I am the customer, what’s my job?
- Cristina DRAGAN
- May 6
- 2 min read
Updated: May 22
Yes, you guessed, I was inspired again.
This time by my own frustration, but that’s ok too!
🦸♂️ Dear service professional,
When I walk into your space as a customer, I expect my job to be over and yours to begin.
Too often I still end up doing things you should’ve handled.
Most times it’s subtle. But it adds up: small tasks, tiny hesitations, avoidable frictions.
What is my actual job, as customer?
Show up
Be respectful
Have a bit of patience
Pay for the experience
Leave feeling better than I came
That’s the contract. Everything else is your job.
However, here are tasks I’ve done lately as a customers:
Say hello first, almost startling you
Figure out where to go or what to do next
Ask for updates I shouldn’t have to chase
Repeat my story to multiple people
Guess how long something will take
Wait in silence, unsure if I’ve been seen
Try to get someone’s attention
Wonder who’s in charge
Pretend I’m fine when I’m not, just to speed things up
Wonder if I need to interrupt your personal conversation to pay
Think “Is this still open?” because the vibe said “go away”
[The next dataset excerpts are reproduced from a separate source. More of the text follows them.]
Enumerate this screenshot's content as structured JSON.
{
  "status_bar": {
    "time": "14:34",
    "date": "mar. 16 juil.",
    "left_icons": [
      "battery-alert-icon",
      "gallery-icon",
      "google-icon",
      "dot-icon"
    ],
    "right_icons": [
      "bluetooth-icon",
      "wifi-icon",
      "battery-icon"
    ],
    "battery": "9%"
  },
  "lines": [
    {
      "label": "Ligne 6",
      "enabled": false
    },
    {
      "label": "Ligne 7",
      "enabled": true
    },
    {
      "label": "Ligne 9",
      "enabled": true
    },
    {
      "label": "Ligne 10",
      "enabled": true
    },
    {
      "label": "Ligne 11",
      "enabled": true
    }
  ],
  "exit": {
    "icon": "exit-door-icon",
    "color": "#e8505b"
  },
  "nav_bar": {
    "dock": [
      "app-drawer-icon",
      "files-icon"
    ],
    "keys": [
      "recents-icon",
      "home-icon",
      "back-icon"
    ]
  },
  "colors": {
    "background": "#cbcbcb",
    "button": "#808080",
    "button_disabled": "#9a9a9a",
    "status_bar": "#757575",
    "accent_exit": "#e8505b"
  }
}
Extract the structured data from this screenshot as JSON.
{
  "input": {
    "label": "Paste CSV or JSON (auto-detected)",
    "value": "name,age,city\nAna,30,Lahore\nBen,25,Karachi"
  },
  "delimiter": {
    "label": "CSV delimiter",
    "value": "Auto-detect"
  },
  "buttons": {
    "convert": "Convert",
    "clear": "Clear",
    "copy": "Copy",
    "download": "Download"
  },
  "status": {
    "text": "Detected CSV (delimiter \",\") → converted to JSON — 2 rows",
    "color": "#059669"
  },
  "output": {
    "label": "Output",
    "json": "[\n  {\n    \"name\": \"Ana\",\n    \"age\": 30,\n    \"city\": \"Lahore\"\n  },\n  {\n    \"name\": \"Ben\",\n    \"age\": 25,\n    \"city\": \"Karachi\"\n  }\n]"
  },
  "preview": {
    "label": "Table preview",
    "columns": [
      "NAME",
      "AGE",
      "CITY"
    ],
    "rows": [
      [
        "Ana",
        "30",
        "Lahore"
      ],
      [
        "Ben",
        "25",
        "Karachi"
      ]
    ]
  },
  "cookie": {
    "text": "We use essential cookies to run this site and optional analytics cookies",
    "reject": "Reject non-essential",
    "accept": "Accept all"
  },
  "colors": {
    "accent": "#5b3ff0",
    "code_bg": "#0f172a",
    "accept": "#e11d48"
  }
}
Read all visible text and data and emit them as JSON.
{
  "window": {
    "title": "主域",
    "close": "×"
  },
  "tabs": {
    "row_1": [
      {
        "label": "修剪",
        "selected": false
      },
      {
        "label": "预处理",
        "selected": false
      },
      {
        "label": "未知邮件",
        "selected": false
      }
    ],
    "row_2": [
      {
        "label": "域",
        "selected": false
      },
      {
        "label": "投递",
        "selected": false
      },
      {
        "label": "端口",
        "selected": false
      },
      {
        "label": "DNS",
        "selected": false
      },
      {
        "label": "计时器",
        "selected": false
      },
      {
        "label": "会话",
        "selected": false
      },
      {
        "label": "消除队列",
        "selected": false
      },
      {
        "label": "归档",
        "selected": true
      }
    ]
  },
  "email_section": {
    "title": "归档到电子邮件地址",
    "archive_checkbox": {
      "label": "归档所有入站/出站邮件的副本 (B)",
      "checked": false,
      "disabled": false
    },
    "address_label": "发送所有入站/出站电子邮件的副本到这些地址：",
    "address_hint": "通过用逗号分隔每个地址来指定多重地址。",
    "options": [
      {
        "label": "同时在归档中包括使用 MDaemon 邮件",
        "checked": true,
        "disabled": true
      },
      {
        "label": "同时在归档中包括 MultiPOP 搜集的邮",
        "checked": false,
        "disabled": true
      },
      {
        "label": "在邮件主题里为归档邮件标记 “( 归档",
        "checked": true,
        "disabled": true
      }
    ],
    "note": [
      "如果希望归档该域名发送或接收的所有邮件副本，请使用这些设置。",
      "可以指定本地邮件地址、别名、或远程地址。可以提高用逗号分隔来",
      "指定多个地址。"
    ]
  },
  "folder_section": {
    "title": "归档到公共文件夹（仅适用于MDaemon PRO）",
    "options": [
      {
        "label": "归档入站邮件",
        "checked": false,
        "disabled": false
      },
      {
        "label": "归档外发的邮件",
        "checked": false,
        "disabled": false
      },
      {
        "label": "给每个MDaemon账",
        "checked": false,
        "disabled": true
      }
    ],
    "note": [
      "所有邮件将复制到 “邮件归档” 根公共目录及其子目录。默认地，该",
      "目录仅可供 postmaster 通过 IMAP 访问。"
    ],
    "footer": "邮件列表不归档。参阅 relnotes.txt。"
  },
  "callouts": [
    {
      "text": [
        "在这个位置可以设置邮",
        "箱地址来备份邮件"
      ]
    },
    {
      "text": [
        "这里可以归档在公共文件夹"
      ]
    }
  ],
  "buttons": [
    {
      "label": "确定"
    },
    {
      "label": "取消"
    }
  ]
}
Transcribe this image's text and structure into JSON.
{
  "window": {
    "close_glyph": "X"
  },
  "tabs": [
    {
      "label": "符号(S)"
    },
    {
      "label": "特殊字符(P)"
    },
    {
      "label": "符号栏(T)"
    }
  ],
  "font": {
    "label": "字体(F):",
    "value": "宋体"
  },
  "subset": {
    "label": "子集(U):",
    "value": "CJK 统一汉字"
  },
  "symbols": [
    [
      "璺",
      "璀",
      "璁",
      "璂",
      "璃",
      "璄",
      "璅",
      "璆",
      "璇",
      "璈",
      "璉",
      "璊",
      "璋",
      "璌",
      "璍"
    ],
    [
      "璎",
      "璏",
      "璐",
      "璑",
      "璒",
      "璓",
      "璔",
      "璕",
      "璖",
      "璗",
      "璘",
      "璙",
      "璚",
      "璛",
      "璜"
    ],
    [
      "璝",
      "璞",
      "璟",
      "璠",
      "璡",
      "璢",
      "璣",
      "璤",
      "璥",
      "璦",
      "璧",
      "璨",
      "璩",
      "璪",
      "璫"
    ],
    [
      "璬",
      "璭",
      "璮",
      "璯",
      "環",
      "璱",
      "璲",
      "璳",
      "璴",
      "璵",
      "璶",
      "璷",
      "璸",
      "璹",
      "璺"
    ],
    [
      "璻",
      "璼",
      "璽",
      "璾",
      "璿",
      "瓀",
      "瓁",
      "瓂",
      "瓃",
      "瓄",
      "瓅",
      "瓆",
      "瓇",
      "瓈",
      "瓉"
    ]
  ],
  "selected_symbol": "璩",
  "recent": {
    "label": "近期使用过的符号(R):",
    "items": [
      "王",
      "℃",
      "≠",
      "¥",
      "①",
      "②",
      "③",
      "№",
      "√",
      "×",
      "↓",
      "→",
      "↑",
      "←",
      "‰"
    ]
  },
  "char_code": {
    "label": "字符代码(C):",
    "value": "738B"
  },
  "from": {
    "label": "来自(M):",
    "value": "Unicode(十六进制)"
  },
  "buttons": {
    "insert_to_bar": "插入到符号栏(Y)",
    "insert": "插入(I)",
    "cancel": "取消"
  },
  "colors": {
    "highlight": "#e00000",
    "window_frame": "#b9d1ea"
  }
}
If as customer I have to ask, confirm, follow up, explain, or fix, I'm doing your job!
In luxury, we don’t wait to be told, we’re already there: clear, warm, and two steps ahead.
“But we don’t position ourselves as luxury! Customers shouldn't expect it when coming to us?”
Is this a reason to be at the opposite side, ignore common sense, not learn what applies to you?
“But it’s too much effort! I am not paid enough!”
It's misunderstanding. Lack of direction, knowledge, interest & clear priorities. AND you’re not paid enough!
Luxury isn’t about doing more, but making life easier for the customer.
The magic of a gesture is in the absence of effort for the one receiving it.
And it’s not your initiative to take! It’s your responsibility to follow!
🧙 So, dear service leader, business owner,
Do you treat service like what it actually is: a business strategy?
The kind that gets budget, accountability, and respect?
De-task your customers!
Make clarity your base. Clear signage, clear next steps, clear roles. Confusion is costly, it drives good people away, employees & customers.
Standardize, then personalize. You can’t be consistently amazing if every team member is improvising. Set standards. Train for them. Let the personality shine within the structure not instead of it.
Educate. One workshop it'n not enough. Behaviors only stick when they’re seen, coached, and lived.
Reinforce until it’s muscle memory. Service behaviors are learned, repeated, corrected, applauded. No one “just knows” how to anticipate needs!
Recognize & reward what you want repeated. Catch people doing it right. Celebrate the moment the customer didn’t have to ask.
Design the experience like the customer’s only job is to enjoy it.
And I can help you do that!
❓What's one thing you've done as a customer that made you wonder, "Isn't this their job?"